There is, for example, a drop-down notifications area as you'd expect to see with an Android handset, and this gives you quick access to incoming emails and messages as well as profile, Wi-Fi and Bluetooth settings and other bits and pieces, which we'll come to later.
There are plenty of Home screens you can fill with widgets. You start out with three Home screens, but adding more is simple. Tap the Widget button at the top of any screen, then turn the screen so it's in landscape mode and you can use the + and – buttons to add up to 10 Home screens or remove any you don't want.
Widgets are drawn from a pair of icon rows at the bottom of the screen.
The array of widgets isn't huge, and this is one area in which Bada falls over. Yes, you can download more widgets from the Samsung store, but there aren't a huge number available and many are charged for. Also there's no category for widgets. You have to use the word as a search term.
Each Home screen has three icons hardwired to its bottom edge. One of these takes you to contacts, one to messages and the other to the phone dialler.
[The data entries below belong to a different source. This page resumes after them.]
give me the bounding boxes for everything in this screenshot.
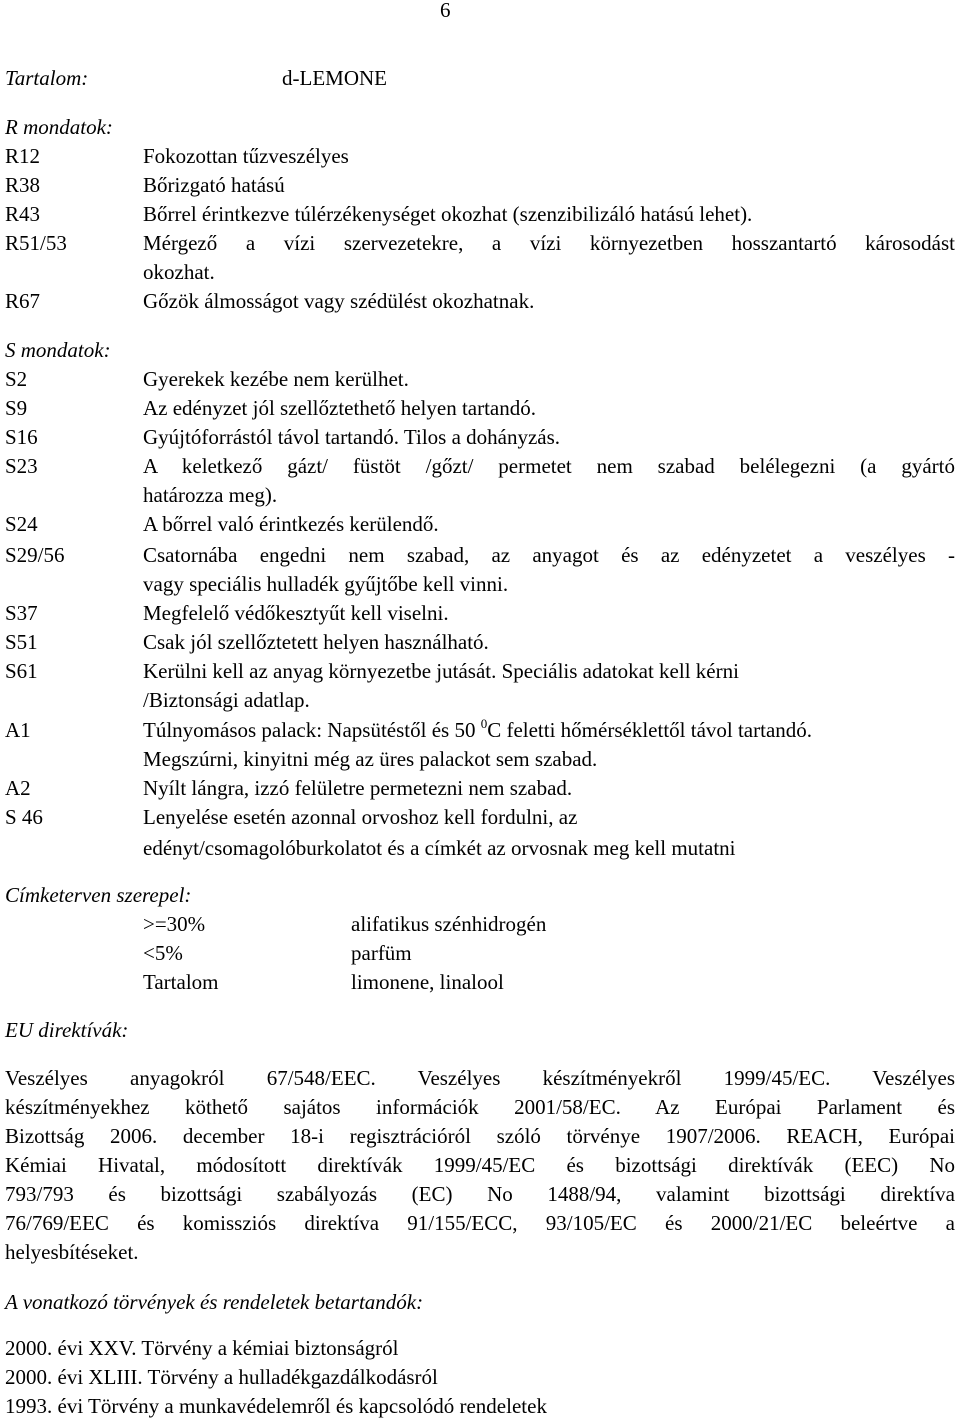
label-substance: alifatikus szénhidrogén [351, 912, 547, 936]
label-section-heading: Címketerven szerepel: [5, 883, 192, 907]
r-text: Gőzök álmosságot vagy szédülést okozhatnak. [143, 289, 535, 313]
label-substance: parfüm [351, 941, 412, 965]
r-code: R12 [5, 144, 41, 168]
s-text: edényt/csomagolóburkolatot és a címkét az orvosnak meg kell mutatni [143, 836, 736, 860]
r-code: R51/53 [5, 231, 67, 255]
r-section-heading: R mondatok: [5, 115, 113, 139]
eu-section-heading: EU direktívák: [5, 1018, 129, 1042]
paragraph-line: Kémiai Hivatal, módosított direktívák 1999/45/EC és bizottsági direktívák (EEC) No [5, 1153, 955, 1177]
s-code: S2 [5, 367, 28, 391]
s-code: S24 [5, 512, 38, 536]
s-code: S61 [5, 659, 38, 683]
s-code: S23 [5, 454, 38, 478]
s-code: S 46 [5, 805, 43, 829]
paragraph-line: Veszélyes anyagokról 67/548/EEC. Veszélyes készítményekről 1999/45/EC. Veszélyes [5, 1066, 955, 1090]
s-code: S51 [5, 630, 38, 654]
r-code: R43 [5, 202, 41, 226]
s-code: S9 [5, 396, 28, 420]
s-text: Csak jól szellőztetett helyen használható. [143, 630, 489, 654]
r-code: R38 [5, 173, 41, 197]
superscript: 0 [480, 716, 488, 731]
s-code: S37 [5, 601, 38, 625]
law-item: 2000. évi XLIII. Törvény a hulladékgazdálkodásról [5, 1365, 438, 1389]
r-text: Fokozottan tűzveszélyes [143, 144, 349, 168]
s-text: Gyújtóforrástól távol tartandó. Tilos a dohányzás. [143, 425, 561, 449]
r-text: Bőrrel érintkezve túlérzékenységet okozhat (szenzibilizáló hatású lehet). [143, 202, 753, 226]
eu-paragraph [5, 1064, 955, 1267]
s-text: A bőrrel való érintkezés kerülendő. [143, 512, 439, 536]
law-item: 2000. évi XXV. Törvény a kémiai biztonságról [5, 1336, 399, 1360]
s-code: S29/56 [5, 543, 65, 567]
s-text: A keletkező gázt/ füstöt /gőzt/ permetet nem szabad belélegezni (a gyártó [143, 454, 955, 478]
paragraph-line: helyesbítéseket. [5, 1240, 139, 1264]
content-label: Tartalom: [5, 66, 89, 90]
r-text: Mérgező a vízi szervezetekre, a vízi környezetben hosszantartó károsodást [143, 231, 955, 255]
product-name: d-LEMONE [282, 66, 387, 90]
s-text: határozza meg). [143, 483, 278, 507]
s-text: Lenyelése esetén azonnal orvoshoz kell fordulni, az [143, 805, 578, 829]
law-item: 1993. évi Törvény a munkavédelemről és kapcsolódó rendeletek [5, 1394, 547, 1418]
page-number: 6 [440, 0, 451, 22]
s-text: Nyílt lángra, izzó felületre permetezni nem szabad. [143, 776, 573, 800]
s-text: Túlnyomásos palack: Napsütéstől és 50 $^0$C feletti hőmérséklettől távol tartandó. [143, 716, 813, 742]
s-text: vagy speciális hulladék gyűjtőbe kell vinni. [143, 572, 509, 596]
s-text: Megfelelő védőkesztyűt kell viselni. [143, 601, 449, 625]
paragraph-line: 793/793 és bizottsági szabályozás (EC) No 1488/94, valamint bizottsági direktíva [5, 1182, 955, 1206]
s-text: Csatornába engedni nem szabad, az anyagot és az edényzetet a veszélyes - [143, 543, 955, 567]
paragraph-line: Bizottság 2006. december 18-i regisztrációról szóló törvénye 1907/2006. REACH, Európai [5, 1124, 955, 1148]
label-amount: <5% [143, 941, 183, 965]
r-text: Bőrizgató hatású [143, 173, 285, 197]
s-text: Kerülni kell az anyag környezetbe jutását. Speciális adatokat kell kérni [143, 659, 739, 683]
label-substance: limonene, linalool [351, 970, 504, 994]
r-text: okozhat. [143, 260, 215, 284]
paragraph-line: készítményekhez köthető sajátos információk 2001/58/EC. Az Európai Parlament és [5, 1095, 955, 1119]
s-text: /Biztonsági adatlap. [143, 688, 310, 712]
s-code: A1 [5, 718, 31, 742]
s-text: Megszúrni, kinyitni még az üres palackot sem szabad. [143, 747, 598, 771]
s-code: S16 [5, 425, 38, 449]
s-text: Az edényzet jól szellőztethető helyen tartandó. [143, 396, 537, 420]
r-code: R67 [5, 289, 41, 313]
label-amount: Tartalom [143, 970, 219, 994]
label-amount: >=30% [143, 912, 206, 936]
s-section-heading: S mondatok: [5, 338, 111, 362]
laws-section-heading: A vonatkozó törvények és rendeletek betartandók: [5, 1290, 424, 1314]
s-text: Gyerekek kezébe nem kerülhet. [143, 367, 409, 391]
paragraph-line: 76/769/EEC és komissziós direktíva 91/155/ECC, 93/105/EC és 2000/21/EC beleértve a [5, 1211, 955, 1235]
s-code: A2 [5, 776, 31, 800]
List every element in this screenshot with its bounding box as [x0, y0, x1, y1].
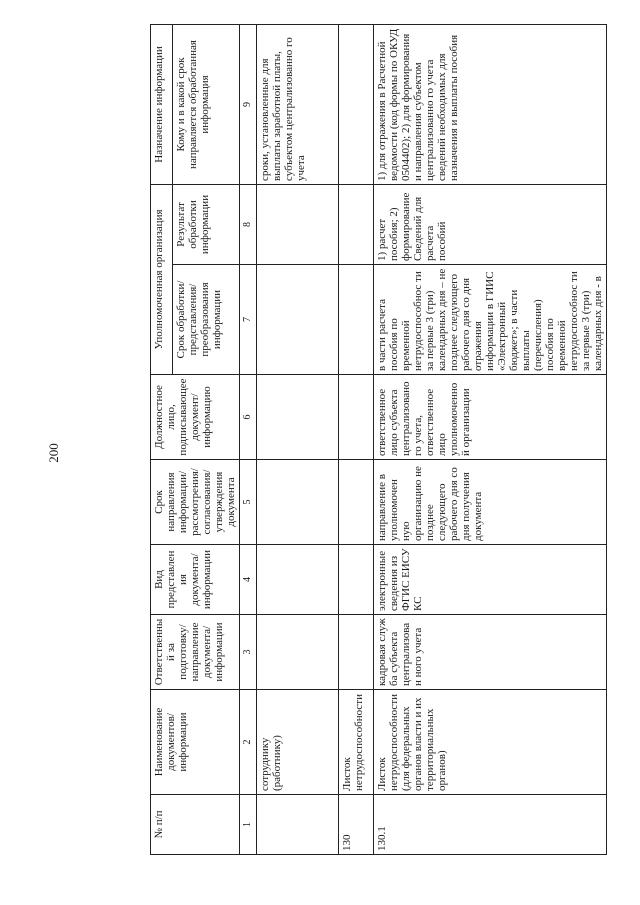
header-group-organization: Уполномоченная организация — [151, 184, 173, 374]
responsible — [339, 615, 374, 690]
processing-deadline: в части расчета пособия по временной нетрудоспособнос ти за первые 3 (три) календарных дня – не позднее следующего рабочего дня со дня отражения информации в ГИИС «Электронный бюджет»; в части выплаты (перечисления) пособия по временной нетрудоспособнос ти за первые 3 (три) календарных дня - в — [374, 265, 607, 375]
column-number: 7 — [240, 265, 257, 375]
table-row — [374, 24, 607, 854]
row-number: 130 — [339, 795, 374, 855]
page-number: 200 — [45, 443, 61, 463]
document-name: сотруднику (работнику) — [257, 690, 339, 795]
responsible — [257, 615, 339, 690]
processing-result — [339, 184, 374, 264]
header-col-7: Срок обработки/ представления/ преобразования информации — [172, 265, 239, 375]
information-purpose: сроки, установленные для выплаты заработной платы, субъектом централизованно го учета — [257, 24, 339, 184]
representation-type — [339, 545, 374, 615]
column-number: 9 — [240, 24, 257, 184]
table-stage — [150, 0, 630, 900]
header-col-3: Ответственный за подготовку/ направление документа/ информации — [151, 615, 240, 690]
header-col-2: Наименование документов/ информации — [151, 690, 240, 795]
responsible: кадровая служ ба субъекта централизован ного учета — [374, 615, 607, 690]
header-row-top — [151, 24, 173, 854]
column-number: 4 — [240, 545, 257, 615]
column-number: 6 — [240, 375, 257, 460]
information-purpose: 1) для отражения в Расчетной ведомости (код формы по ОКУД 0504402); 2) для формирования и направления субъектом централизованно го учета сведений необходимых для назначения и выплаты пособия — [374, 24, 607, 184]
header-col-8: Результат обработки информации — [172, 184, 239, 264]
direction-deadline — [257, 460, 339, 545]
representation-type: электронные сведения из ФГИС ЕИСУ КС — [374, 545, 607, 615]
direction-deadline: направление в уполномочен ную организацию не позднее следующего рабочего дня со дня получения документа — [374, 460, 607, 545]
signing-official — [339, 375, 374, 460]
column-number: 8 — [240, 184, 257, 264]
header-col-9: Назначение информации — [151, 24, 173, 184]
direction-deadline — [339, 460, 374, 545]
signing-official — [257, 375, 339, 460]
processing-deadline — [339, 265, 374, 375]
signing-official: ответственное лицо субъекта централизовано го учета, ответственное лицо уполномоченной организации — [374, 375, 607, 460]
header-col-9-sub: Кому и в какой срок направляется обработанная информация — [172, 24, 239, 184]
column-number: 1 — [240, 795, 257, 855]
processing-result: 1) расчет пособия; 2) формирование Сведений для расчета пособий — [374, 184, 607, 264]
document-table — [150, 24, 607, 855]
rotated-sheet — [150, 0, 630, 900]
row-number — [257, 795, 339, 855]
header-col-1: № п/п — [151, 795, 240, 855]
column-number: 5 — [240, 460, 257, 545]
header-col-6: Должностное лицо, подписывающее документ/ информацию — [151, 375, 240, 460]
column-number-row — [240, 24, 257, 854]
table-row — [257, 24, 339, 854]
column-number: 3 — [240, 615, 257, 690]
information-purpose — [339, 24, 374, 184]
document-name: Листок нетрудоспособности — [339, 690, 374, 795]
document-name: Листок нетрудоспособности (для федеральных органов власти и их территориальных органов) — [374, 690, 607, 795]
representation-type — [257, 545, 339, 615]
row-number: 130.1 — [374, 795, 607, 855]
column-number: 2 — [240, 690, 257, 795]
header-col-5: Срок направления информации/ рассмотрения/ согласования/ утверждения документа — [151, 460, 240, 545]
header-col-4: Вид представления документа/ информации — [151, 545, 240, 615]
processing-result — [257, 184, 339, 264]
processing-deadline — [257, 265, 339, 375]
table-row — [339, 24, 374, 854]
Given the ease of access to the dialler, we aren't sure why you need those hard Call and End buttons.
The apps menu is very familiar. Hit the central hard button and up it pops, with apps arranged on screens that you scroll through horizontally. There are three screens to start with. New apps are added to the end and unfortunately you can't alter the order.
One of the stars of the Bada show is its unlock system. This is unaltered from the original Wave, and it's super. The lock screen shows the date and time, and you make a horizontal sweep anywhere to unlock it - this is mirrored on the Samsung Galaxy S too.
However if you've unread messages and you want to go straight to them, just drag the notification jigsaw piece into its slot and hey presto, you're taken straight to the messages. Easy and smart – we love it.
To counteract this goodness, the slight tweak of Bada that is version 1.2 still doesn't allow app shortcuts to be placed on Home screens. We've one word for this: unforgiveable.